Pojok Islam - Nabi Muhammad Shalallahu 'alaihi wassalam dikenal sebagai sosok yang ramah, berbudi luhur, dan teladan bagi semua orang. Semua akhlaknya harus kita tiru. Rasulullah dalam berbagai shirah-nabawiyah diterangkan sebagai pribadi yang disenangi para sahabat, dan kita jarang mendengar kisah Rasulullah marah.
Ternyata, bukan berarti beliau tidak pernah marah. Rasulullah pun pernah marah. Nah, bagaimana dan kenapa Rasulullah marah? Apakah marah seperti halnya kita pada umumnya?
Terkadang, marah kerap diidentikkan dengan perbuatan yang tercela atau buruk. Orang yang marah seolah jauh dari ajaran Islam. Marah selalu disematkan pada orang yang berangasan dan punya tingkatan emosi tak terkontrol.
Padahal, perlu kita sadari bahwa marah sesungguhnya tidak selalu buruk dan tercela. Pada suatu kondisi tertentu, ada marah yang terpuji dan dianjurkan. Baginda Rasulullah SAW pun bisa marah, tentu semata-mata karena Allah SWT.
Dalam sebuah hadits Nabi SAW diriwayatkan bahwa :
“Sesungguhnya Nabi SAW tidak pernah marah terhadap sesuatu. Namun, jika larangan-larangan Allah dilanggar, ketika itu tidak ada sesuatu pun yang dapat menghalangi rasa marahnya.” (HR. Imam Bukhari dan Muslim)
Dalam hadits lain juga dinyatakan:
“Tidaklah Rasulullah SAW membalas karena dirinya kecuali kehormatan Allah SWT dilanggar sehingga beliau pun marah,” (HR. Imam Bukhari).

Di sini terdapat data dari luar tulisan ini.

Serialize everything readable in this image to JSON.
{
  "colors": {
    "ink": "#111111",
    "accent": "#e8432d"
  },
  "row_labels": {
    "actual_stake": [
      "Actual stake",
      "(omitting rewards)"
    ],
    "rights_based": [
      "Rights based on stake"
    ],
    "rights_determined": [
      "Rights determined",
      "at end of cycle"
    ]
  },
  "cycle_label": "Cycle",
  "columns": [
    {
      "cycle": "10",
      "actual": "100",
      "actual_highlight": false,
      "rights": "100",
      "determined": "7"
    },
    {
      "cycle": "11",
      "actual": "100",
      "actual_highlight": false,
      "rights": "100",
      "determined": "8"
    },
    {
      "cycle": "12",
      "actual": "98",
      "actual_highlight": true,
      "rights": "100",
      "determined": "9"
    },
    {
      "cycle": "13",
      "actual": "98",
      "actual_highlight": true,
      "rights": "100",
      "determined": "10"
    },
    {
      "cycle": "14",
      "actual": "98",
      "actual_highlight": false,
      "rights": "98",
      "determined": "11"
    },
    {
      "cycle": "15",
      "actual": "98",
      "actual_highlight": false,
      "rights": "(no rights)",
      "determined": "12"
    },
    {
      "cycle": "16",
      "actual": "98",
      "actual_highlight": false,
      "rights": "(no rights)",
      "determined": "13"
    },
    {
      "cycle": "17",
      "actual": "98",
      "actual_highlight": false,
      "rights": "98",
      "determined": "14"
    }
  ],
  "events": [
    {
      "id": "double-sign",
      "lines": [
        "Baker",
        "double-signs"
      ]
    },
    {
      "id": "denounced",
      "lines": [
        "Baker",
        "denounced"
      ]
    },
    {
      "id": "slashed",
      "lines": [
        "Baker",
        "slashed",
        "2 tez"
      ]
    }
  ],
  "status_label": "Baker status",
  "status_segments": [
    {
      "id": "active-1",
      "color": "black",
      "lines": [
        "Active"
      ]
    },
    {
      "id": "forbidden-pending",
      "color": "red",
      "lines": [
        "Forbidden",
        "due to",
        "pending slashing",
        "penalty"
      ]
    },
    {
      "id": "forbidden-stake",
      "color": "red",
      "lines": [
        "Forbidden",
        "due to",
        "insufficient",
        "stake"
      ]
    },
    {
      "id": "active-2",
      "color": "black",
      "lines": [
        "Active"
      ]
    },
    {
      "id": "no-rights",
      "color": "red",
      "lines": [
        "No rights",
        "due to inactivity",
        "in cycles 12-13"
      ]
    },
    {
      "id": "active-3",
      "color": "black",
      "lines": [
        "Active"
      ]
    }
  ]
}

Sahabat Jabir ra. juga pernah menuturkan :
“Rasulullah SAW, bila marah, dua matanya berwarna merah, suaranya meninggi dan kemarahannya mengeras hingga seperti seorang komandan memperingatkan pasukannya,” (HR. Imam Bukhari dan Muslim).
Karena itu, dalam banyak hal kita pun harus marah, misalnya: saat kehormatan Islam dilecehkan, saat orang-orang kafir mengolok-olok Islam, saat orang-orang liberal mengacak-acak Al-Quran, saat para penguasa membuat UU yang bertentangan dengan Islam dan melakukan berbagai kezaliman, saat saudara-saudara sesama Muslim dihinakan bahkan dibantai tanpa belas kasihan, dan sebagainya.

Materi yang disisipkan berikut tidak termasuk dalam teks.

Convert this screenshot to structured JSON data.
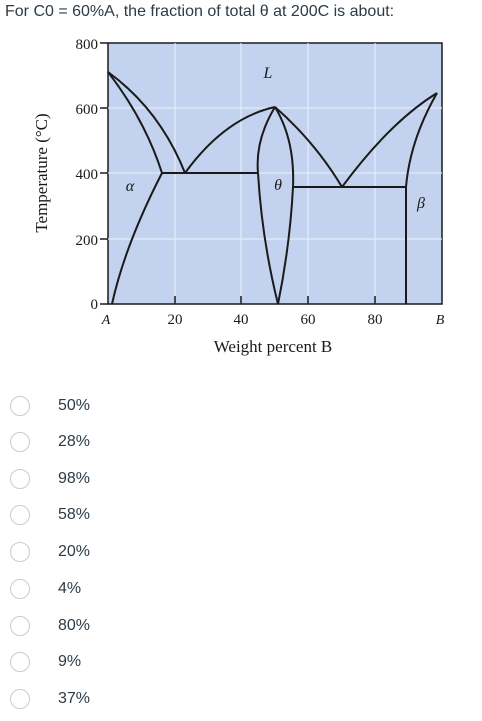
{
  "question": {
    "text": "For C0 = 60%A, the fraction of total θ at 200C is about:"
  },
  "diagram": {
    "y_axis_label": "Temperature (°C)",
    "x_axis_label": "Weight percent B",
    "y_ticks": [
      "800",
      "600",
      "400",
      "200",
      "0"
    ],
    "x_ticks": [
      "20",
      "40",
      "60",
      "80"
    ],
    "left_component": "A",
    "right_component": "B",
    "phase_labels": {
      "liquid": "L",
      "alpha": "α",
      "theta": "θ",
      "beta": "β"
    },
    "fill_color": "#c3d2ee",
    "line_color": "#1a1a1a"
  },
  "answers": [
    {
      "label": "50%"
    },
    {
      "label": "28%"
    },
    {
      "label": "98%"
    },
    {
      "label": "58%"
    },
    {
      "label": "20%"
    },
    {
      "label": "4%"
    },
    {
      "label": "80%"
    },
    {
      "label": "9%"
    },
    {
      "label": "37%"
    }
  ]
}
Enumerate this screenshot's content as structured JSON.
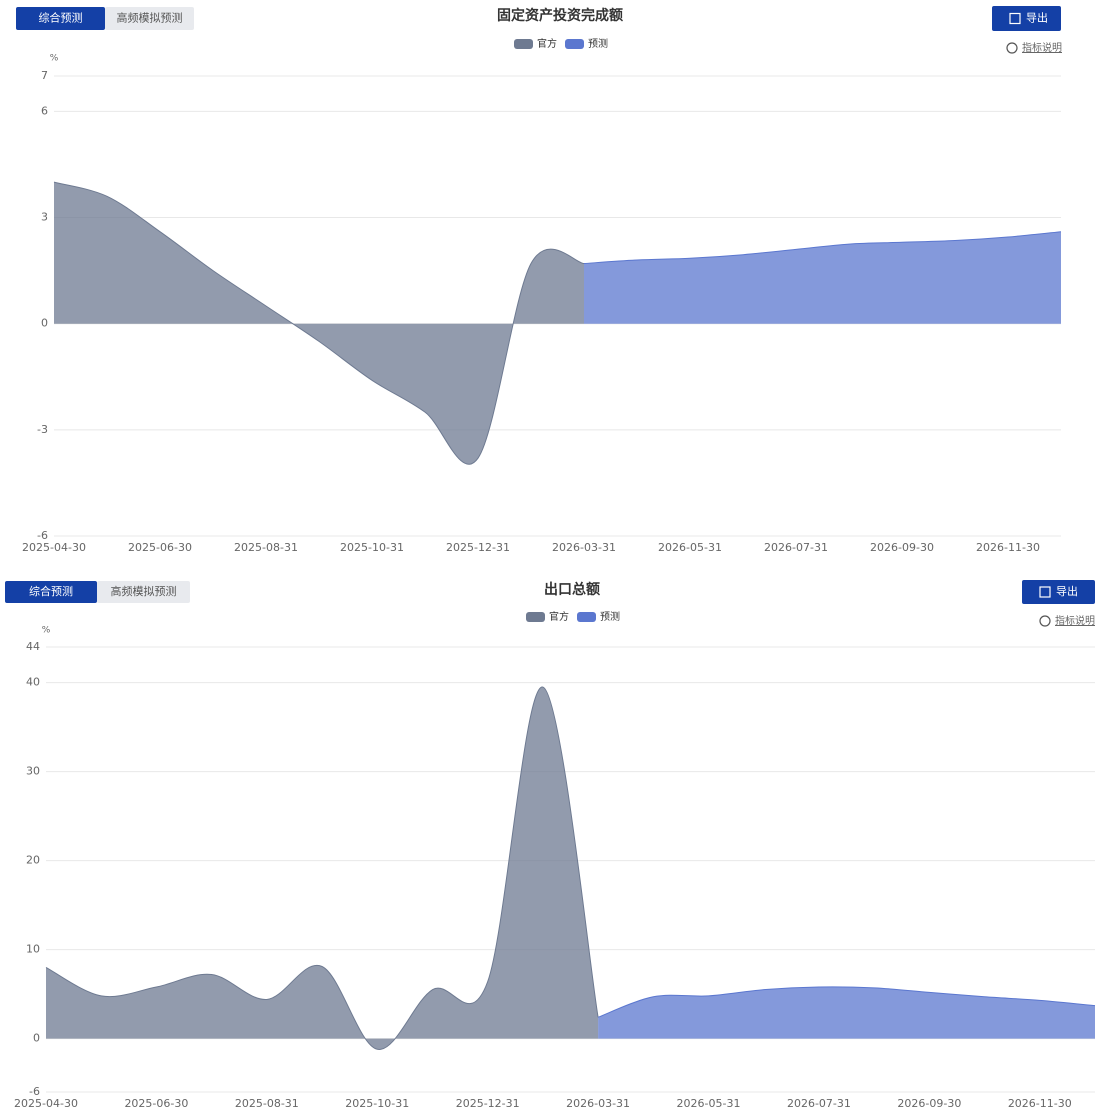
{
  "chart_data": [
    {
      "type": "area",
      "title": "固定资产投资完成额",
      "tabs": [
        "综合预测",
        "高频模拟预测"
      ],
      "export": "导出",
      "note": "指标说明",
      "y_unit": "%",
      "categories": [
        "2025-04-30",
        null,
        "2025-06-30",
        null,
        "2025-08-31",
        null,
        "2025-10-31",
        null,
        "2025-12-31",
        null,
        "2026-03-31",
        null,
        "2026-05-31",
        null,
        "2026-07-31",
        null,
        "2026-09-30",
        null,
        "2026-11-30",
        null
      ],
      "series": [
        {
          "name": "官方",
          "color": "#6e7a91",
          "values": [
            4.0,
            3.6,
            2.6,
            1.5,
            0.5,
            -0.5,
            -1.6,
            -2.5,
            -3.8,
            1.7,
            1.7,
            null,
            null,
            null,
            null,
            null,
            null,
            null,
            null,
            null
          ]
        },
        {
          "name": "预测",
          "color": "#5b77cf",
          "values": [
            null,
            null,
            null,
            null,
            null,
            null,
            null,
            null,
            null,
            null,
            1.7,
            1.8,
            1.85,
            1.95,
            2.1,
            2.25,
            2.3,
            2.35,
            2.45,
            2.6
          ]
        }
      ],
      "ylim": [
        -6,
        7
      ],
      "yticks": [
        -6,
        -3,
        0,
        3,
        6,
        7
      ],
      "grid": true,
      "legend": "top"
    },
    {
      "type": "area",
      "title": "出口总额",
      "tabs": [
        "综合预测",
        "高频模拟预测"
      ],
      "export": "导出",
      "note": "指标说明",
      "y_unit": "%",
      "categories": [
        "2025-04-30",
        null,
        "2025-06-30",
        null,
        "2025-08-31",
        null,
        "2025-10-31",
        null,
        "2025-12-31",
        null,
        "2026-03-31",
        null,
        "2026-05-31",
        null,
        "2026-07-31",
        null,
        "2026-09-30",
        null,
        "2026-11-30",
        null
      ],
      "series": [
        {
          "name": "官方",
          "color": "#6e7a91",
          "values": [
            8.0,
            4.8,
            5.8,
            7.2,
            4.4,
            8.1,
            -1.2,
            5.5,
            6.4,
            39.5,
            2.4,
            null,
            null,
            null,
            null,
            null,
            null,
            null,
            null,
            null
          ]
        },
        {
          "name": "预测",
          "color": "#5b77cf",
          "values": [
            null,
            null,
            null,
            null,
            null,
            null,
            null,
            null,
            null,
            null,
            2.4,
            4.7,
            4.8,
            5.5,
            5.8,
            5.7,
            5.2,
            4.7,
            4.3,
            3.7
          ]
        }
      ],
      "ylim": [
        -6,
        44
      ],
      "yticks": [
        -6,
        0,
        10,
        20,
        30,
        40,
        44
      ],
      "grid": true,
      "legend": "top"
    }
  ]
}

Marahlah dalam hal tersebut karena marah yang demikian bukan hanya diperbolehkan tapi diharuskan. Seperti dikatakan dalam hadits Nabi ketika kita melihat sebuah kemungkaran.
“Barang siapa diantara kalian melihat kemunkaran, maka hendaklah merubahnya dengan tanagn (kekuasaan), jika tidak mampu maka ubahlah dengan lisan (dakwah), dan jika tidak mampu maka dengan hati meski itu adalah selemah-lemahnya iman.” (HR Muslim).
Lalu sudahkah kita marah akan kondisi kemungkaran yang merajalela saat ini? Sudahkah kita bertindak mengatasi kemunkaran itu lewat kekuasaan yang kita miliki atau lewat lisan kita?
Setidaknya sudahkah hati kita membencinya?
Jika tidak ada rasa marah sedikitpun, masihkah iman ada di hati kita?